L’impermanence des cinq agrégats & la matérialité

Sāriputta explique donc qu’un bhikkhu vertueux doit observer les 5 agrégats comme impermanents, insatisfaisants, insubstantiels, etc. Qu’est-ce que l’impermanence ? Selon le Visuddhimagga, sa caractéristique est de passer par les trois stades de l’existence : apparition, changement ou vieillissement et disparition. Le yogi déduit ces caractéristiques de son observation. Lorsqu’il atteint le stade d’udayabbayañāṇa, il voit les nouveaux agrégats comme s’ils entraient par la fenêtre. Cette connaissance doit venir de notre propre expérience, par la pratique de vipassanā et non des livres ou du prof.
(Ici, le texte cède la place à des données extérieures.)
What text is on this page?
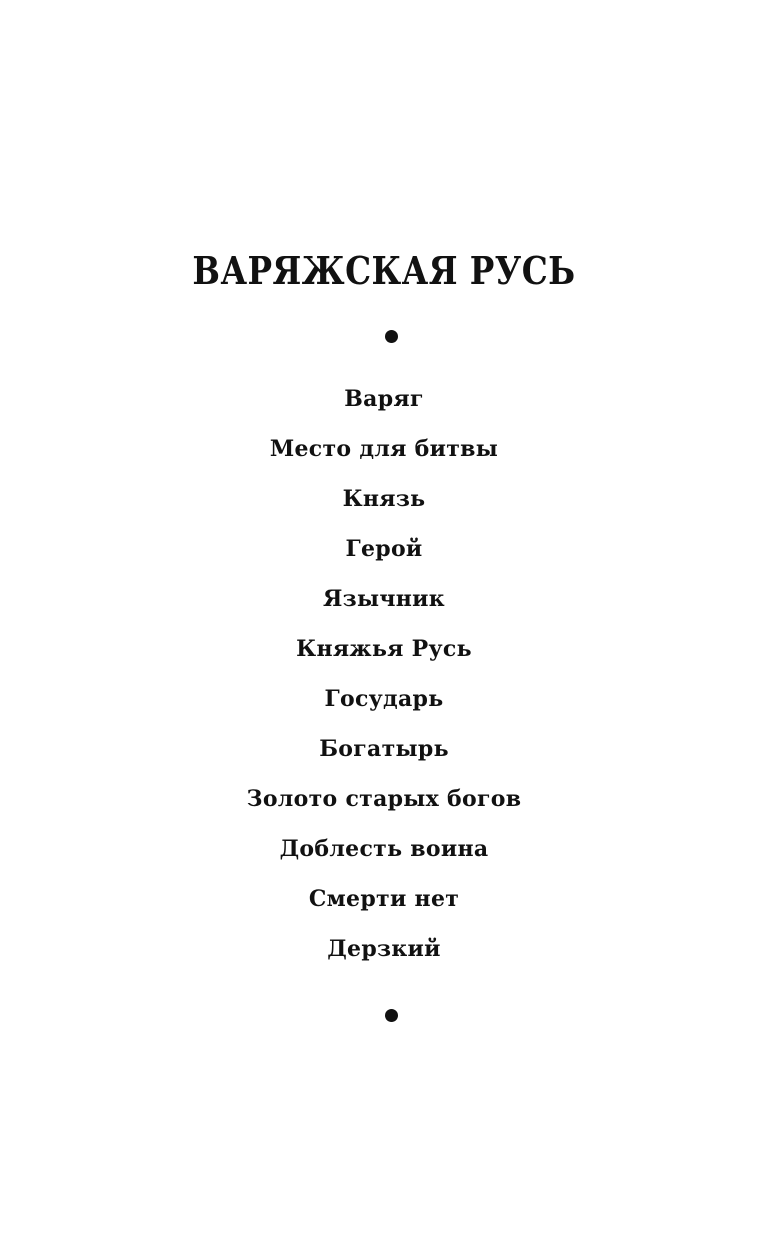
ВАРЯЖСКАЯ РУСЬ
Варяг
Место для битвы
Князь
Герой
Язычник
Княжья Русь
Государь
Богатырь
Золото старых богов
Доблесть воина
Смерти нет
Дерзкий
Il nous faut prouver pour nous-mêmes cette impermanence, y compris celle de l’esprit, comme lorsque nous notons par exemple : « vagabonder, planifier ou juger ». Ainsi, nous ne serons plus dépendants de la foi, c’est l’une des caractéristiques du Dhamma (sandiṭṭhiko)

Le commentaire définit la caractéristique de l’impermanence comme la non-existence après avoir été. S’asseoir, se lever, marcher, voir, sentir, etc., il nous faut vérifier si ces objets disparaissent. Il est important néanmoins de voir la disparition. Voir l’apparition seulement pourrait nous amener à la conclusion inverse.

Troisième question du commentaire : que signifie observation répétée de l’impermanence (aniccānupassanā) ? Il faut l’observer moment après moment (khaṇa anicca), l’observation casuelle, comme lorsque l’on constate la mort de quelqu’un par exemple, ne suffit pas car ne mène pas au désenchantement ou au détachement. Une fois que l’on quitte la pratique, anicca n’est plus qu’un souvenir.

On dit que l’impermanence et la souffrance peuvent être enseignées hors de l’ère d’enseignement d’un Buddha, mais pas le non-soi. Pourtant, le Buddha lui-même affirme que qui voit l’une des trois caractéristiques voit automatiquement les deux autres.

Dans le Pheṇapiṇḍūpama sutta, le premier agrégat est comparé à un amas d’écume comme on en voit sur les cours d’eau. Une observation négligente les prendra comme substantiels, comme le corps qui est vu comme beau, bon, permanent si on l’observe superficiellement mais comme le mélange abominable de 32 parties telles que cheveux, poils, ongles, urine, etc. si on l’observe attentivement. Une analyse plus fine encore ne percevra plus qu’un amas de particules subatomiques comme des grains de sable. En réalité, le corps est dénué d’essence interne, de noyau permanent ou d’entité vivante. Si en en retire l’élément d’extension (pathavī dhātu) qui se manifeste par la dureté ou la douceur lors du toucher, l’élément de chaleur ou de froid et l’élément du mouvement ou de la raideur (vāyo dhātu), et que l’on retire aussi l’odeur, on ne peut plus l’identifier. Comment, lors de la pratique, réduire, écraser ces éléments pour en voir la nature réelle. En réalité, le nouveau écrase l’ancien. Il faut observer avec attention, casser, briser le corps et le voir disparaître. Décomposer la marche, l’assise. Lorsque l’on est concentré, on peut noter le désir d’aller, de bouger, etc. Lorsque l’on est plus concentré encore, on peut briser le corps plus profondément et voir que toutes les apparitions sont très brèves. À ce stade, on ne reconnaît plus le corps, les processus physiques disparaissent constamment.